I am not even sure the config trick is possible on Mac, because the JVM on OS X obliges us to wrap the config file into a Jar (perhaps to avoid too easy injection of a file on the class path?). You could unjar it, make the change and rejar. But the app is signed for Gatekeeper, so if you tamper with the application, it might complain and keep you from running the app as a security measure.
In the screen capture below you can see where the config file is within the .app bundle.
One Star

Re: Limit 30,000 rows: our response

When will the next upgrade be available?
Also, in the current version, how do you increase the row limit for a Windows machine?
Thanks in advance
Employee

Re: Limit 30,000 rows: our response

Hi
We will release quarterly. We looking an update in number of weeks.
Did you try to edit the following file on Windows?
File located here on Windows: \config\application.properties. 
Just edit the number in your favorite text editor.
One Star

Re: Limit 30,000 rows: our response

I did test it and was giving mixed results in 1.0.
But 1.0.1 is much faster and it works OK even with 100,000 lines.
One Star

Re: Limit 30,000 rows: our response

In the current version 1.1.0, I'm only able to download 3000 records rather than 100 000. Has this setting been changed or can I change a setting on my computer?
One Star

Re: Limit 30,000 rows: our response

I have version 1.1 and have edited the file mentioned above and I still am limited to 30,000 records.

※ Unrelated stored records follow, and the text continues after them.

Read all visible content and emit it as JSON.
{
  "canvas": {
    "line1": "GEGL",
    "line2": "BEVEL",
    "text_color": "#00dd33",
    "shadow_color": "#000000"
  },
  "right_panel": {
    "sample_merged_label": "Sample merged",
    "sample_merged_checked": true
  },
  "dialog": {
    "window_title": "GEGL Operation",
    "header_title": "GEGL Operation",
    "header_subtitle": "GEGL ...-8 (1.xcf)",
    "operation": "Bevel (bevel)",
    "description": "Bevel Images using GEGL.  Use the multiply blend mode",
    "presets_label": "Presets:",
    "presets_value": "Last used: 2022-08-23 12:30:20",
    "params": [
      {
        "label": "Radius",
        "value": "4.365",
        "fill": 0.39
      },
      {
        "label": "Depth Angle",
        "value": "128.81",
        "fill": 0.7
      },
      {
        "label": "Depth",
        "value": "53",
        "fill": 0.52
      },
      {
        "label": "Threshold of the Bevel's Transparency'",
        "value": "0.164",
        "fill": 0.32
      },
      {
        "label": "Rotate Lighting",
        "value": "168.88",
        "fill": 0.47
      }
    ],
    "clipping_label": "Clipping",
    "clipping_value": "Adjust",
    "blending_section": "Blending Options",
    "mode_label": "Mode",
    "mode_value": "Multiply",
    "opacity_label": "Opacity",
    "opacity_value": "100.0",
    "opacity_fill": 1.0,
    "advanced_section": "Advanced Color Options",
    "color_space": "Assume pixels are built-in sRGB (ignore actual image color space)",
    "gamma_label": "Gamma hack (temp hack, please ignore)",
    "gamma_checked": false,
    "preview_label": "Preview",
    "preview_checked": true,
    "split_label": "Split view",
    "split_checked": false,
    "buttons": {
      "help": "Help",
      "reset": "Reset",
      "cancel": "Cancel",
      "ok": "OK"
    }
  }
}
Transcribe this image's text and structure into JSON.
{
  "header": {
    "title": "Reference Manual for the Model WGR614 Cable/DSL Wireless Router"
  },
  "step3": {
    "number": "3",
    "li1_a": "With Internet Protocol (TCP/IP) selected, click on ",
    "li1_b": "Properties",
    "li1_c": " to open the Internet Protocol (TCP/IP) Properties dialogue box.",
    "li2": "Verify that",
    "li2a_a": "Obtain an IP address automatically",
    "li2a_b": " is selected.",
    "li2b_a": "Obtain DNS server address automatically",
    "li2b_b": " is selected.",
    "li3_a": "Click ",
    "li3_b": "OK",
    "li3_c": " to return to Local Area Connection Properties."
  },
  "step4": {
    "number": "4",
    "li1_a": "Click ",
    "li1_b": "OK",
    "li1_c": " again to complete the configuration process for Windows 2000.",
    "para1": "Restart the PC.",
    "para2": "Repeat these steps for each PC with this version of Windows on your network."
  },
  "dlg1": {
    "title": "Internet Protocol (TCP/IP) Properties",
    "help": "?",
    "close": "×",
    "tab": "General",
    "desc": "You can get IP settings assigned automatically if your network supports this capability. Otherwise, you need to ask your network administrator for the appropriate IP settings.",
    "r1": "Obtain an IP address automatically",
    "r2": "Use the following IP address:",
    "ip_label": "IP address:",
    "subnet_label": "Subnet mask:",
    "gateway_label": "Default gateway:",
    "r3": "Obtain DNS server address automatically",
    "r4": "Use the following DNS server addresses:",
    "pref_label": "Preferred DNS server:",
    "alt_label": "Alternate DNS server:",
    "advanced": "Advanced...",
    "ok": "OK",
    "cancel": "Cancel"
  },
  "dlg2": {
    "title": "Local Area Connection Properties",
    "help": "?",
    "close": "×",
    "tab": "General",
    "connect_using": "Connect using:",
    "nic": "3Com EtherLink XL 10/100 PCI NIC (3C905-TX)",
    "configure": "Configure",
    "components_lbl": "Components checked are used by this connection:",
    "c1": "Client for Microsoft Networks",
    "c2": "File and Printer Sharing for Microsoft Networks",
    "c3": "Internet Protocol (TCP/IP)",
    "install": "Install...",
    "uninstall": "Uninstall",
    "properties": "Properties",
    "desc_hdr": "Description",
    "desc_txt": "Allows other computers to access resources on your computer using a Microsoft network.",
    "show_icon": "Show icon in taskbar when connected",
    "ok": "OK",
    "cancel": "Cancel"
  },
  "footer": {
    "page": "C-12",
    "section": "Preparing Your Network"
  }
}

How an I remove this limit? It this is the limit I will need to do my profiling directly in excel.
One Star

Re: Limit 30,000 rows: our response

Hi,
i'm using Talend-DataPreparation-Free-Desktop-windows-1.3.0 and the limit to 30000 still remain despite of modifying the application.properties file.
Any idea of how to fix it?
Thanks for your help.
Four Stars

Re: Limit 30,000 rows: our response

Downloaded Data Prep and installed. Install went well. First Excel file was 77,000 rows. Loaded 30,000. Found this message and implemented changes as 300,000 then at 3,000,000. Data Prep shows 30,000/30,000 in the top corner. Using Data Prep version 1.3.0. Tried closing all browsers, deleting the loaded files and reloading, deleting the preparation.  At a loss as to what to try next.

 

 

Four Stars

Re: Limit 30,000 rows: our response

Restarted computer and the issue was resolved. Appears there is a background process that reads the config file once per computer start.